Freedom and democracy are linked to one's ability to participate in competitive productive relations. Individuals become human capital. This concept indicates ways in which oppressed and marginalized groups are interpolated into capital(ist) “common sense” relations. As sole proprietor of oneself, one is encouraged to acquire the education, skills, and experiential knowledge necessary to increase competitive advantage within all spheres of market society (Foucault 2008). Care of the self is an element of exploitative relations, since labor is re-created as an affective, intellectual, and communicative activity, a “creation of being” (Negri 2008: 222). Akin to corporate actors, many transgender activists work to achieve recognition for trans and two-spirit–identified people through promoting images of them as rational active subjects. It is understood that such acknowledgment from state and society will most likely ensure the vitality of trans subjects as well as the well-being of their families and communities. The logics that comprise capital as a social relation, as well as the ways in which capital intertwines with other power relations, are hidden from view; however, by analyzing “possessive individualism” (Macpherson 1962), certain dimensions of capital can be uncovered.
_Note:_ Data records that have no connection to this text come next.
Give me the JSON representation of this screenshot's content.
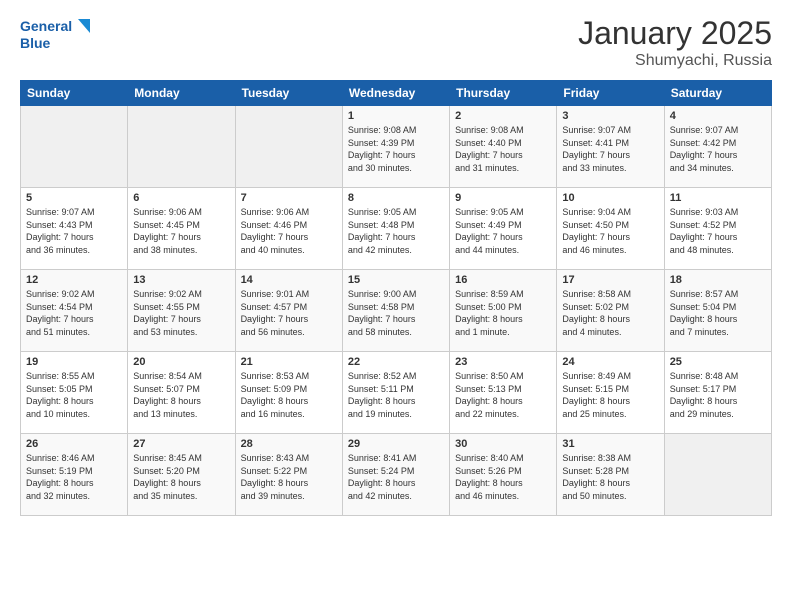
{
  "logo": {
    "line1": "General",
    "line2": "Blue"
  },
  "title": "January 2025",
  "location": "Shumyachi, Russia",
  "days_of_week": [
    "Sunday",
    "Monday",
    "Tuesday",
    "Wednesday",
    "Thursday",
    "Friday",
    "Saturday"
  ],
  "weeks": [
    [
      {
        "num": "",
        "info": ""
      },
      {
        "num": "",
        "info": ""
      },
      {
        "num": "",
        "info": ""
      },
      {
        "num": "1",
        "info": "Sunrise: 9:08 AM\nSunset: 4:39 PM\nDaylight: 7 hours\nand 30 minutes."
      },
      {
        "num": "2",
        "info": "Sunrise: 9:08 AM\nSunset: 4:40 PM\nDaylight: 7 hours\nand 31 minutes."
      },
      {
        "num": "3",
        "info": "Sunrise: 9:07 AM\nSunset: 4:41 PM\nDaylight: 7 hours\nand 33 minutes."
      },
      {
        "num": "4",
        "info": "Sunrise: 9:07 AM\nSunset: 4:42 PM\nDaylight: 7 hours\nand 34 minutes."
      }
    ],
    [
      {
        "num": "5",
        "info": "Sunrise: 9:07 AM\nSunset: 4:43 PM\nDaylight: 7 hours\nand 36 minutes."
      },
      {
        "num": "6",
        "info": "Sunrise: 9:06 AM\nSunset: 4:45 PM\nDaylight: 7 hours\nand 38 minutes."
      },
      {
        "num": "7",
        "info": "Sunrise: 9:06 AM\nSunset: 4:46 PM\nDaylight: 7 hours\nand 40 minutes."
      },
      {
        "num": "8",
        "info": "Sunrise: 9:05 AM\nSunset: 4:48 PM\nDaylight: 7 hours\nand 42 minutes."
      },
      {
        "num": "9",
        "info": "Sunrise: 9:05 AM\nSunset: 4:49 PM\nDaylight: 7 hours\nand 44 minutes."
      },
      {
        "num": "10",
        "info": "Sunrise: 9:04 AM\nSunset: 4:50 PM\nDaylight: 7 hours\nand 46 minutes."
      },
      {
        "num": "11",
        "info": "Sunrise: 9:03 AM\nSunset: 4:52 PM\nDaylight: 7 hours\nand 48 minutes."
      }
    ],
    [
      {
        "num": "12",
        "info": "Sunrise: 9:02 AM\nSunset: 4:54 PM\nDaylight: 7 hours\nand 51 minutes."
      },
      {
        "num": "13",
        "info": "Sunrise: 9:02 AM\nSunset: 4:55 PM\nDaylight: 7 hours\nand 53 minutes."
      },
      {
        "num": "14",
        "info": "Sunrise: 9:01 AM\nSunset: 4:57 PM\nDaylight: 7 hours\nand 56 minutes."
      },
      {
        "num": "15",
        "info": "Sunrise: 9:00 AM\nSunset: 4:58 PM\nDaylight: 7 hours\nand 58 minutes."
      },
      {
        "num": "16",
        "info": "Sunrise: 8:59 AM\nSunset: 5:00 PM\nDaylight: 8 hours\nand 1 minute."
      },
      {
        "num": "17",
        "info": "Sunrise: 8:58 AM\nSunset: 5:02 PM\nDaylight: 8 hours\nand 4 minutes."
      },
      {
        "num": "18",
        "info": "Sunrise: 8:57 AM\nSunset: 5:04 PM\nDaylight: 8 hours\nand 7 minutes."
      }
    ],
    [
      {
        "num": "19",
        "info": "Sunrise: 8:55 AM\nSunset: 5:05 PM\nDaylight: 8 hours\nand 10 minutes."
      },
      {
        "num": "20",
        "info": "Sunrise: 8:54 AM\nSunset: 5:07 PM\nDaylight: 8 hours\nand 13 minutes."
      },
      {
        "num": "21",
        "info": "Sunrise: 8:53 AM\nSunset: 5:09 PM\nDaylight: 8 hours\nand 16 minutes."
      },
      {
        "num": "22",
        "info": "Sunrise: 8:52 AM\nSunset: 5:11 PM\nDaylight: 8 hours\nand 19 minutes."
      },
      {
        "num": "23",
        "info": "Sunrise: 8:50 AM\nSunset: 5:13 PM\nDaylight: 8 hours\nand 22 minutes."
      },
      {
        "num": "24",
        "info": "Sunrise: 8:49 AM\nSunset: 5:15 PM\nDaylight: 8 hours\nand 25 minutes."
      },
      {
        "num": "25",
        "info": "Sunrise: 8:48 AM\nSunset: 5:17 PM\nDaylight: 8 hours\nand 29 minutes."
      }
    ],
    [
      {
        "num": "26",
        "info": "Sunrise: 8:46 AM\nSunset: 5:19 PM\nDaylight: 8 hours\nand 32 minutes."
      },
      {
        "num": "27",
        "info": "Sunrise: 8:45 AM\nSunset: 5:20 PM\nDaylight: 8 hours\nand 35 minutes."
      },
      {
        "num": "28",
        "info": "Sunrise: 8:43 AM\nSunset: 5:22 PM\nDaylight: 8 hours\nand 39 minutes."
      },
      {
        "num": "29",
        "info": "Sunrise: 8:41 AM\nSunset: 5:24 PM\nDaylight: 8 hours\nand 42 minutes."
      },
      {
        "num": "30",
        "info": "Sunrise: 8:40 AM\nSunset: 5:26 PM\nDaylight: 8 hours\nand 46 minutes."
      },
      {
        "num": "31",
        "info": "Sunrise: 8:38 AM\nSunset: 5:28 PM\nDaylight: 8 hours\nand 50 minutes."
      },
      {
        "num": "",
        "info": ""
      }
    ]
  ]
}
Capital continuously maneuvers to normalize exploitative relationships, to naturalize private property relations (e.g., whiteness as property), and to steadily erode common, collective, and cooperative spaces. Despite the fact that only a few actually own private property (the “1 percent”), whiteness as property refers to the expectations of power and control held by whites in US society (Harris 1993). Like racialized others, the majority of whites are forced to sell their labor to those with capital; however, their elevated sociocultural and political status shapes their unreflective claims to privilege (“We deserve to live in a safe neighborhood,” for example). Trans activist efforts to remove Gender Identity Disorder from the American Psychiatric Association's Diagnostic and Statistical Manual, 4th ed., and to include “gender identity” in nondiscrimination and hate-crimes laws are two additional examples.
Given global economic crises, escalating rates of un(der)employment, and declining economic growth, an increasing number of people are rendered abject as surplus populations. Members of surplus populations are denigrated in language reflective of capital as worth-less, unproductive, unfit, backward, risky, and/or inflexible and are subsequently blamed for their social and often literal deaths. Given that racialized, queer, and trans people are overrepresented within the category of surplus, it is imperative that research within transgender studies problematize discourses of sex and gender self-determination, geopolitical dimensions of transitioning medically, and trans rights struggles.
“Trans-” (Stryker, Currah, and Moore 2008) methods can enrich the formation of resistance strategies. While nearly impossible to see in its totality, capital is a whole system (Jameson 2011: 3, 6) of scattered economic practices (Gibson-Graham 2006: 2) framing social orders. Like sex and gender, capital(ism) is an historical phenomenon that is neither naturally dominant nor self-containing (ibid.: 54). Capital's continuous movement to legitimize itself reveals moments at which it falters or fails. It is within these spaces that it can be disrupted (Browning and Kilmister 2006: 136) as monstrous others labor to cultivate the diverse relations of solidarity necessary for transitioning into “new economic becomings” (Gibson-Graham 2006: 60).